In January, 2010, Mary Walden was having trouble sleeping. Whenever she managed to doze off, she would wake up again soon after, exhausted and out of breath. Although she didn't know it, she was suffering from a severe form of sleep apnea, and she was lucky if she could piece together an hour of sleep a night.
Each morning, Mary drove an hour to her job as a pharmacist. The long commute, coupled with her lack of sleep, began to affect her work performance, and after an argument with her employer, she was fired. Nearly thirty years after she went to school to become a pharmacist, Mary was out of work, and she had nowhere to turn.
"That's all I know how to do," she explained, "is be a pharmacist."
Unable to find another job, Mary tried to get by on her social security payments, but the money was never enough. She was forced to dip into her retirement accounts, which had already taken a huge hit after the 2008 recession, plummeting from a high of $180,000 to around $90,000. After years of using her retirement savings to make her mortgage payments, the money was nearly exhausted, and Mary knew something had to give.
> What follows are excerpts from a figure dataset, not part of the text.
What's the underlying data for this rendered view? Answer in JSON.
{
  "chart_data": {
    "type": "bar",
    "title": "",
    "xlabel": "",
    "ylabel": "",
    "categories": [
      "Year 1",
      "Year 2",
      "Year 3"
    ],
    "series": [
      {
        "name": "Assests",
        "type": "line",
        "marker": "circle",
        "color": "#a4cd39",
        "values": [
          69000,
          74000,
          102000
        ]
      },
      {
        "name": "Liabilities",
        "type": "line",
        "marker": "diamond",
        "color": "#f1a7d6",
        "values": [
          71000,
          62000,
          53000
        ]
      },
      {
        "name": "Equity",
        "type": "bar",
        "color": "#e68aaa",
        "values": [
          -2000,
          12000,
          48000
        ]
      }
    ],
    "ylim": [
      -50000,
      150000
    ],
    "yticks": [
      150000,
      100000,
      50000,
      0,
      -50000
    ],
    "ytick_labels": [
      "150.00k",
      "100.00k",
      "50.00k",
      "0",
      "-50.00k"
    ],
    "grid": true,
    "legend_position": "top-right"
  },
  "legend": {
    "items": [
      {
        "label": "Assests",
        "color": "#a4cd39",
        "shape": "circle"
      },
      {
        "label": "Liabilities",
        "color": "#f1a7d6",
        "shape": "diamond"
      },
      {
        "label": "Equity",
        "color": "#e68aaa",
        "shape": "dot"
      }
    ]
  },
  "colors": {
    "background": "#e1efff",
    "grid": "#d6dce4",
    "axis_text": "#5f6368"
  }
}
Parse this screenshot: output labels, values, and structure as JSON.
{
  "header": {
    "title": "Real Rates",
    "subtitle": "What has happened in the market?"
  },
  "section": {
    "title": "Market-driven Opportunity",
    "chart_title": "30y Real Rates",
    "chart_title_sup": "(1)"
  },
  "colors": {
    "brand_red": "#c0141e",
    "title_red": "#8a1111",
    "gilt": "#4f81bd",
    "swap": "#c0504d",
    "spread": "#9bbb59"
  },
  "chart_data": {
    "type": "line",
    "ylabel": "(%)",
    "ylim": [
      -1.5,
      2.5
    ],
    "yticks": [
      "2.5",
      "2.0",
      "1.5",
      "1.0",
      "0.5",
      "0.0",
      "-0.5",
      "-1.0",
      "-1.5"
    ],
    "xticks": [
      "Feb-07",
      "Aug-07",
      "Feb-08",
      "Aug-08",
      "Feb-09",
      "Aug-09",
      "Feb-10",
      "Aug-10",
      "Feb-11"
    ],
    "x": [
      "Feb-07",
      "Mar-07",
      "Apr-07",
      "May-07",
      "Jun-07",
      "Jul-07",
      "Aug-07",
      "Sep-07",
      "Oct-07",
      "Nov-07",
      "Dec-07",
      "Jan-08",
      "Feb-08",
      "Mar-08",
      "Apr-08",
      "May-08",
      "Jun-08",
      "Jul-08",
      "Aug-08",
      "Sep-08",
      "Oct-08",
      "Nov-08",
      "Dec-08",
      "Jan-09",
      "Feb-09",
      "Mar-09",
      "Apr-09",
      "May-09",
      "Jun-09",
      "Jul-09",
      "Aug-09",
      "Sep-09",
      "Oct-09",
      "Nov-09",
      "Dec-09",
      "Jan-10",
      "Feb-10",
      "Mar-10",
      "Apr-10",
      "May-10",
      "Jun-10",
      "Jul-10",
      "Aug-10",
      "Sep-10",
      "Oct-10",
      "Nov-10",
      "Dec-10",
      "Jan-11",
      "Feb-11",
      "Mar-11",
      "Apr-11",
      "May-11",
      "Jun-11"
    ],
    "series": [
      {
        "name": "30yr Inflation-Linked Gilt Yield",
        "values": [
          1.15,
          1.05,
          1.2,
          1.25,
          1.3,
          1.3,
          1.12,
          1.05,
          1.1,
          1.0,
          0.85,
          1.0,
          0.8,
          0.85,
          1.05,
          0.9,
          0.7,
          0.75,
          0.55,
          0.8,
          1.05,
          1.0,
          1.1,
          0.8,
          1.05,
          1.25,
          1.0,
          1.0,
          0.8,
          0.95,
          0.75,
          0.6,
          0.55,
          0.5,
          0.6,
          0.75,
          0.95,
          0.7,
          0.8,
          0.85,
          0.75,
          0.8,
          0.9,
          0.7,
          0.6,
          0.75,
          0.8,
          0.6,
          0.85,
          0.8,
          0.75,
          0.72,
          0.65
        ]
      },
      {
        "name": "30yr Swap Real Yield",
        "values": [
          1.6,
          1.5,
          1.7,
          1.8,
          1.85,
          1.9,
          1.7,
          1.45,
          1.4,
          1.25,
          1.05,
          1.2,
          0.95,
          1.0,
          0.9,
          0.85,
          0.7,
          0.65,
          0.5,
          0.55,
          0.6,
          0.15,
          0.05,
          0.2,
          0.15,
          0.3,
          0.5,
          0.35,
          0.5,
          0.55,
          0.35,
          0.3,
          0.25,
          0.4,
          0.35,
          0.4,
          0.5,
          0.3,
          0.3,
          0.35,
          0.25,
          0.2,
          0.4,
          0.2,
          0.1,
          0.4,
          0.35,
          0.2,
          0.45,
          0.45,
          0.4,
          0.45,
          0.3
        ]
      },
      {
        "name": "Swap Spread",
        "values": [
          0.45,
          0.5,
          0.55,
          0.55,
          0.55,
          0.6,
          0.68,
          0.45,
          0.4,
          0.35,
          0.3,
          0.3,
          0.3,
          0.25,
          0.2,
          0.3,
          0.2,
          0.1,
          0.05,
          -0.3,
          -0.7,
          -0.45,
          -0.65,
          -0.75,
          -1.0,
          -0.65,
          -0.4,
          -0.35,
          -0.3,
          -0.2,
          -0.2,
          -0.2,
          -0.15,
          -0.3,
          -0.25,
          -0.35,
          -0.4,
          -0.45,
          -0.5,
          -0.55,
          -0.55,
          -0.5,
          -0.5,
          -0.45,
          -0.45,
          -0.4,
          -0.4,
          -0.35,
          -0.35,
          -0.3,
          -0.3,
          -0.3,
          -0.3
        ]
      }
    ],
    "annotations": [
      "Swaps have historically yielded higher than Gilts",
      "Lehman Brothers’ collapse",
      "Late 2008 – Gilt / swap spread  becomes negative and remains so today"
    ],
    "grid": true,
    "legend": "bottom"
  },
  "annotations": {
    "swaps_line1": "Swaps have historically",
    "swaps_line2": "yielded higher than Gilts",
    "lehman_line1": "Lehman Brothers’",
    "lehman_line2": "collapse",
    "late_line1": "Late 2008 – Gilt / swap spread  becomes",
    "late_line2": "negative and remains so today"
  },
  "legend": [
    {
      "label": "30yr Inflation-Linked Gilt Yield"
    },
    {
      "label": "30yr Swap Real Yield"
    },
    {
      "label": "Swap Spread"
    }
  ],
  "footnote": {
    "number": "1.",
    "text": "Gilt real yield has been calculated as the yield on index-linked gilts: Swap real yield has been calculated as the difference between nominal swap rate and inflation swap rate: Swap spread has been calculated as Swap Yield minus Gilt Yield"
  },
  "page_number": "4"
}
"I had to do something to get an affordable house payment," she said. That's when she found Ditech.
Paired with Ditech home loan specialist Paul Udink, Mary began researching her options. Paul told her about the Home Affordable Refinance Program (HARP), which was set up in 2009 to help people like Mary reduce their mortgage payments. Working with Paul was a breeze, Mary explained. He never pressured her, never rushed her, and never judged her for having trouble paying her bills.
"It just clicked with him," she said. "I wish I could pick lottery numbers as well as I picked Paul. It was effortless, really. He always answered his phone. If he wasn't there, he'd call me back after one or two minutes. I just felt so special!"
Mary has been living in the same house since 2002: a charming four bedroom with a screen porch, on a cul-de-sac in a nice, quiet neighborhood. It was built by parents whose son was a classically-trained pianist, and who designed it to have perfect acoustics. The house is full of little details that Mary appreciates, like how every sink is a different color. She made the down payment on the house with life insurance money inherited after her parents' deaths, and couldn't bear to say goodbye.
"I just didn't want to lose this house," she said. "Part of the money was from my dad."
Paul made sure she didn't have to let go. He helped her enroll in the HARP program, dropping her monthly mortgage payment from $1,851 to $1,400—a significant monthly cost reduction for a person on a fixed-income.
"That's a huge, huge difference," Mary exclaimed. "Love it, love it."
Mary’s mortgage payments started in November, and the timing enabled her to pay off her outstanding debts. Now, for the first time in years, she feels like she's getting ahead. Her two sons live with her, and they like to cook dinner together. Recently, they made prime rib to celebrate.
"I was just so relieved," she said. "Four hundred and fifty dollars is a lot of money, and it'll go a long way. I had to dig into my retirement. Now, I can breathe."